The software can tell, for example, which tweets mentioning the word “windows” are referring to the Microsoft operating system and which ones are talking about real windows, Rogynskyy said. (Microsoft was one of Semantria’s first customers.) Or which tweets that contain the word “coke” concern cocaine and which concern Coca-Cola.
Yankee Candle uses Semantria, Rogynskyy said, to search for information on which smells people associate with specific times of the year. Product managers can figure out, for example, if they should roll out cinnamon-scented candles before Christmas if it looks like that’s what people want.
Semantria’s knowledge of such terms is gleaned from the associations among words found in Wikipedia’s vast collection of information. And it’s also customizable.

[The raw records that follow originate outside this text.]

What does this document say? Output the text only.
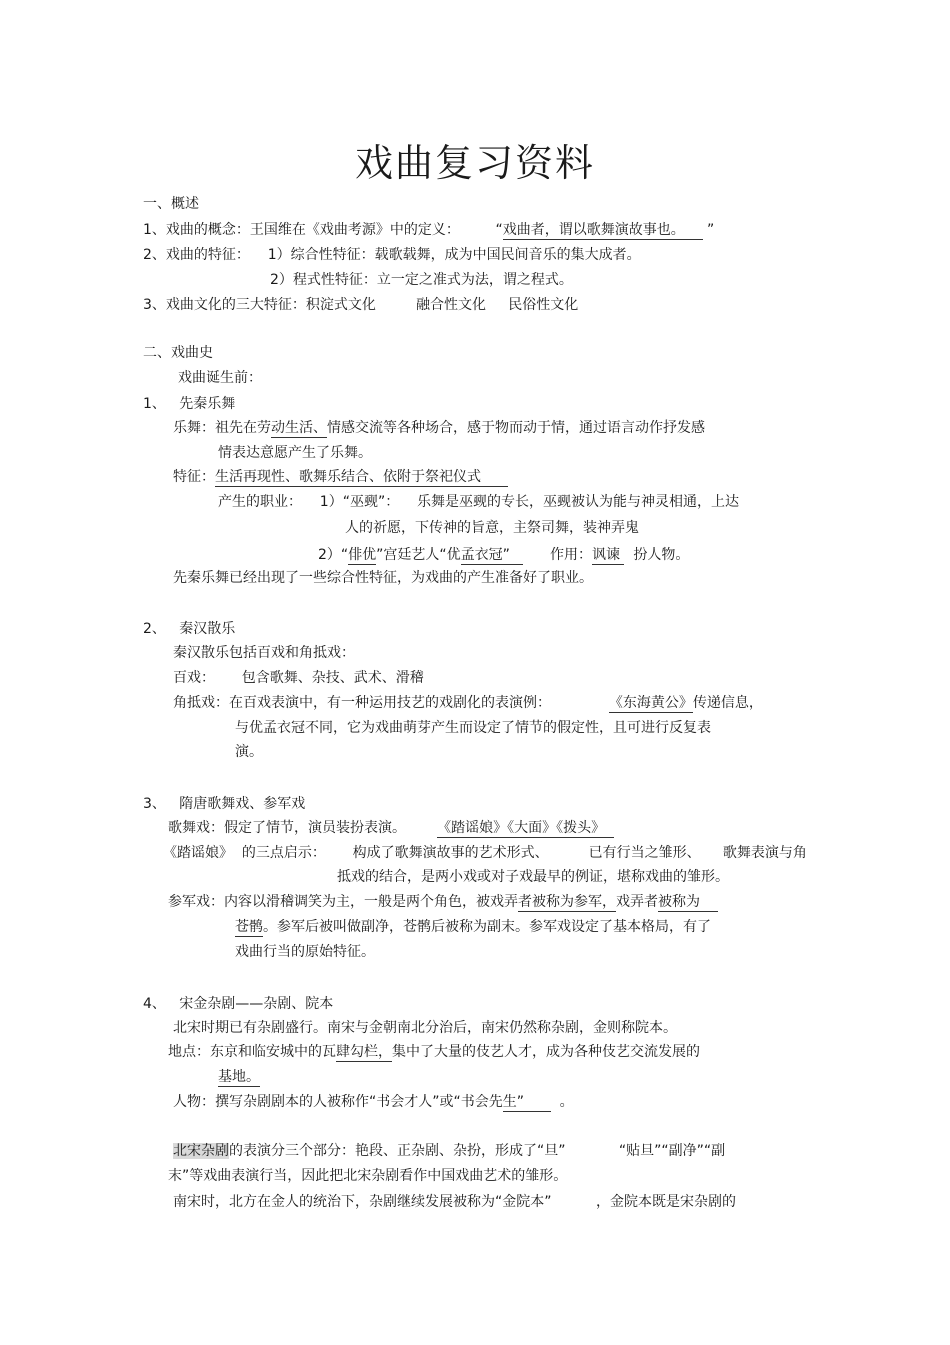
戏曲复习资料
一、概述
1、戏曲的概念：王国维在《戏曲考源》中的定义：        “戏曲者，谓以歌舞演故事也。     ”
2、戏曲的特征：    1）综合性特征：载歌载舞，成为中国民间音乐的集大成者。
2）程式性特征：立一定之准式为法，谓之程式。
3、戏曲文化的三大特征：积淀式文化         融合性文化     民俗性文化
二、戏曲史
戏曲诞生前：
1、   先秦乐舞
乐舞：祖先在劳动生活、情感交流等各种场合，感于物而动于情，通过语言动作抒发感
情表达意愿产生了乐舞。
特征：生活再现性、歌舞乐结合、依附于祭祀仪式
产生的职业：    1）“巫觋”：    乐舞是巫觋的专长，巫觋被认为能与神灵相通，上达
人的祈愿，下传神的旨意，主祭司舞，装神弄鬼
2）“俳优”宫廷艺人“优孟衣冠”         作用：讽谏   扮人物。
先秦乐舞已经出现了一些综合性特征，为戏曲的产生准备好了职业。
2、   秦汉散乐
秦汉散乐包括百戏和角抵戏：
百戏：      包含歌舞、杂技、武术、滑稽
角抵戏：在百戏表演中，有一种运用技艺的戏剧化的表演例：             《东海黄公》传递信息，
与优孟衣冠不同，它为戏曲萌芽产生而设定了情节的假定性，且可进行反复表
演。
3、   隋唐歌舞戏、参军戏
歌舞戏：假定了情节，演员装扮表演。       《踏谣娘》《大面》《拨头》
《踏谣娘》  的三点启示：      构成了歌舞演故事的艺术形式、         已有行当之雏形、     歌舞表演与角
抵戏的结合，是两小戏或对子戏最早的例证，堪称戏曲的雏形。
参军戏：内容以滑稽调笑为主，一般是两个角色，被戏弄者被称为参军，戏弄者被称为
苍鹘。参军后被叫做副净，苍鹘后被称为副末。参军戏设定了基本格局，有了
戏曲行当的原始特征。
4、   宋金杂剧——杂剧、院本
北宋时期已有杂剧盛行。南宋与金朝南北分治后，南宋仍然称杂剧，金则称院本。
地点：东京和临安城中的瓦肆勾栏，集中了大量的伎艺人才，成为各种伎艺交流发展的
基地。
人物：撰写杂剧剧本的人被称作“书会才人”或“书会先生”        。
北宋杂剧的表演分三个部分：艳段、正杂剧、杂扮，形成了“旦”            “贴旦”“副净”“副
末”等戏曲表演行当，因此把北宋杂剧看作中国戏曲艺术的雏形。
南宋时，北方在金人的统治下，杂剧继续发展被称为“金院本”          ，金院本既是宋杂剧的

Other tools might think the word “sucks” has a negative meaning, but for a vacuum-cleaner maker, the word can be positive, and users can adjust for that sort of preference with a couple of clicks, Rogynskyy said.
The decision to partner with Diffbot came as a result of a Semantic Web hackathon in San Francisco that both companies sponsored.
A Diffbot developer built a simple plugin for Google’s Chrome browser that changes the background color of messages on Facebook and Twitter based on sentiment — red for negative, green for positive. The concept won a prize from Semantria, Rogynskyy said. A Diffbot executive was on hand at the hackathon, and Rogynskyy started talking with him about how the two companies could work together.
And indeed, they pair nicely. “Diffbot perceives. We understand context,” Rogynskyy said. We can contextualize the content they give to us. When they pass it on, we give it to the end user, who makes a decision based on cleanly perceived content that has been put into a context by us.”
While Semantria and Diffbot technologies continue to be available separately, they can now be used together. Two large technology companies are already using both, Rogynskyy said.